Both are property-based (extensional) classifications — there is no canonical grammar, only an indistinguishability relation on strings: w₁ ~_PT w₂ iff their k-subsequence sets coincide. L is PT_k iff it is closed under ~_PT.

Lambert (2026) and the multitier extension #

The multitier closure of PT (which Lambert classifies as 𝒥) covers a large fraction of attested phonotactic constraints — including the piecewise-testable analyses of unbounded stress patterns surveyed in @cite{lambert-2026} §3 and the Karanga Shona tone analysis (which is piecewise testable but not multitier generalised definite). The substrate sits adjacent to Multitier.lean and is composed via IsBTC IsPiecewiseTestable.

Main definitions #

The cast IsStrictlyPiecewise k L → IsPiecewiseTestable k L lives at the end of the file (mathlib convention: cast lives with the larger class).

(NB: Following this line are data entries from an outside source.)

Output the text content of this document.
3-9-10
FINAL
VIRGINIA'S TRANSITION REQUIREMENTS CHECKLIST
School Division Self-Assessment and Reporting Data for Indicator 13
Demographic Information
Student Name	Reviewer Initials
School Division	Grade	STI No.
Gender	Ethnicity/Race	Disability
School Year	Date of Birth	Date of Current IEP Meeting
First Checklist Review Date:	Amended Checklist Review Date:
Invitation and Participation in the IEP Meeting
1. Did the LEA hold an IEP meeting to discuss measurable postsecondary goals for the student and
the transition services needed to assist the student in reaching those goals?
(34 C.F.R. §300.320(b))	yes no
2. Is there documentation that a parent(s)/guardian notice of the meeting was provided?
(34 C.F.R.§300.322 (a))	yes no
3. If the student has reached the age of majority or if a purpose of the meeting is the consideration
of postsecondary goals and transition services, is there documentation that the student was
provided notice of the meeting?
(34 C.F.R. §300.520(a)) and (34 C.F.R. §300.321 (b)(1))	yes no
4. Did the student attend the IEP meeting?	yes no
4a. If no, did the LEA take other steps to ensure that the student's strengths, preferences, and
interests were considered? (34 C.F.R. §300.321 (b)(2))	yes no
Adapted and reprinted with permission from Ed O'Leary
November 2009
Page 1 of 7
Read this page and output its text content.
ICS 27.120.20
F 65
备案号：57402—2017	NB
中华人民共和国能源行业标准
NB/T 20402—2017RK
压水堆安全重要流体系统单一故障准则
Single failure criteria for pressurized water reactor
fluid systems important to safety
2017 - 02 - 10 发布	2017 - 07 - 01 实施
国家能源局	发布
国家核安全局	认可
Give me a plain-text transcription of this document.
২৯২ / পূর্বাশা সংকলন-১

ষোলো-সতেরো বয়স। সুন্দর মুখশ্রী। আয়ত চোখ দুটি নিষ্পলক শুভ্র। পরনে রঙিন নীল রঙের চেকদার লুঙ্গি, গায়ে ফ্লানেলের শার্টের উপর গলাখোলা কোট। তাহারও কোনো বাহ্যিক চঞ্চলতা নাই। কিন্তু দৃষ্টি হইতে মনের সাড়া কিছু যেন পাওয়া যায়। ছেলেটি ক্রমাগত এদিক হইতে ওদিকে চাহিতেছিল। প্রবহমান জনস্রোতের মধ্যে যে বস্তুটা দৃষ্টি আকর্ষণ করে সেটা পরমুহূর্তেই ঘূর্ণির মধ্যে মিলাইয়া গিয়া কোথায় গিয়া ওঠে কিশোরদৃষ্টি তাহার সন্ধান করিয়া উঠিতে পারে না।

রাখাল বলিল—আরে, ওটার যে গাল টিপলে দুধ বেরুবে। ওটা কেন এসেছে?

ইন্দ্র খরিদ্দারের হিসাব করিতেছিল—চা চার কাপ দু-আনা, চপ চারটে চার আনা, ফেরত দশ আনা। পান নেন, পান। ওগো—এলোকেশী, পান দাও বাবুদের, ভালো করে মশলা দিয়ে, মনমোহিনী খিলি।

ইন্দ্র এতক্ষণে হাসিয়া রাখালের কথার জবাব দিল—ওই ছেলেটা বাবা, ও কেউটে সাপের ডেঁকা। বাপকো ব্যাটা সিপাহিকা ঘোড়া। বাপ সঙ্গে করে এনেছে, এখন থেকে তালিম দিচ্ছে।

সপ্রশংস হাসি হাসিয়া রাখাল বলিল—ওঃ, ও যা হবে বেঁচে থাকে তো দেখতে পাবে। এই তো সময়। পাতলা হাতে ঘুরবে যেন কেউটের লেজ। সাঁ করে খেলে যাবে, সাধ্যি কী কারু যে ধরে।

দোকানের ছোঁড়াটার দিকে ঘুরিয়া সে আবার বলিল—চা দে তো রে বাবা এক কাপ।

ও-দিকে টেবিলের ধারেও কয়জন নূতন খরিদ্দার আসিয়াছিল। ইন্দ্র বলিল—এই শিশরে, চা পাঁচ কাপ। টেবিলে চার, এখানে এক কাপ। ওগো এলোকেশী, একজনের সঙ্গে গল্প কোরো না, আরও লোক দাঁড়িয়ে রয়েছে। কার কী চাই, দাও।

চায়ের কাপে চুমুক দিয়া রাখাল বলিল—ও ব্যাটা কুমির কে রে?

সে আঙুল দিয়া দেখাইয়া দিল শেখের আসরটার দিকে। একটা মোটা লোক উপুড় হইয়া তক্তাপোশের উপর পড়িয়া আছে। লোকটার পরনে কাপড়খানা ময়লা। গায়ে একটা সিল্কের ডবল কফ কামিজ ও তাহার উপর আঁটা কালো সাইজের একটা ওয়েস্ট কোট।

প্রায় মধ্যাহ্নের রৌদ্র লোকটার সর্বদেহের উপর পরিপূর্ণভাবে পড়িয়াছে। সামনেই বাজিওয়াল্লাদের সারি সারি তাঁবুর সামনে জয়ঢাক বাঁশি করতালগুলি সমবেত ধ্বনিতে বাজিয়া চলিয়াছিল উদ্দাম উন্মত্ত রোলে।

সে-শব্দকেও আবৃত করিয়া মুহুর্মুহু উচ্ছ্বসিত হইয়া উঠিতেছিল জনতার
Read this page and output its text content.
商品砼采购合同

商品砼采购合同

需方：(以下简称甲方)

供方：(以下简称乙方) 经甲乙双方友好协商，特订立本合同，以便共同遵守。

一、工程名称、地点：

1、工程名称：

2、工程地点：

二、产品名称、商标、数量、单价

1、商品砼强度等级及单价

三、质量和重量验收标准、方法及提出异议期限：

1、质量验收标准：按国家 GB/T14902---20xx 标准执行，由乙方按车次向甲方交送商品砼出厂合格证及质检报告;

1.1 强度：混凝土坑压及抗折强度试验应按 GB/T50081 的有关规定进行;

def Core.Computability.Subregular.subseqSet {α : Type u_1} (k : ) (w : List α) :
Set (List α)

The set of subsequences of w of length at most k. The PT indistinguishability relation w₁ ~_PT w₂ is equality of subseqSet k w₁ and subseqSet k w₂.

The "up to k" semantics matches @cite{simon-1975} and the Heinz/Lambert literature (@cite{lambert-2026} Def 11; @cite{heinz-2018}). The "exactly k" alternative would mis-classify languages that distinguish strings of length less than k (e.g. Luganda high-tone plateauing @cite{lambert-2026} (37) distinguishes [h] from [ℓ] while their length-3 subsequence sets are both empty). Unlike factorSet, no boundary augmentation: SP/PT are insensitive to position.

Equations
Instances For
    @[simp]
    theorem Core.Computability.Subregular.mem_subseqSet {α : Type u_1} {k : } {s w : List α} :
    s subseqSet k w s.Sublist w s.length k
    def Core.Computability.Subregular.IsPiecewiseTestable {α : Type u_1} (k : ) (L : Language α) :

    A language is piecewise k-testable iff strings with the same set of length-≤-k subsequences are either both in L or both out.

    Equations
    Instances For
      theorem Core.Computability.Subregular.subseqSet_eq_iff {α : Type u_1} {k : } {w₁ w₂ : List α} (heq : subseqSet k w₁ = subseqSet k w₂) {s : List α} (hlen : s.length k) :
      s.Sublist w₁ s.Sublist w₂

      Subsequences of length at most k are interchangeable across strings sharing their subseqSet k. The standard ratchet for proving IsPiecewiseTestable k L from a predicate that depends only on length-≤-k subsequence presence.

      SP_k ⊆ PT_k: every strictly-k-piecewise language is piecewise k-testable. The SP test ("every length-k subsequence is permitted") trivially depends only on the set of subsequences of that length.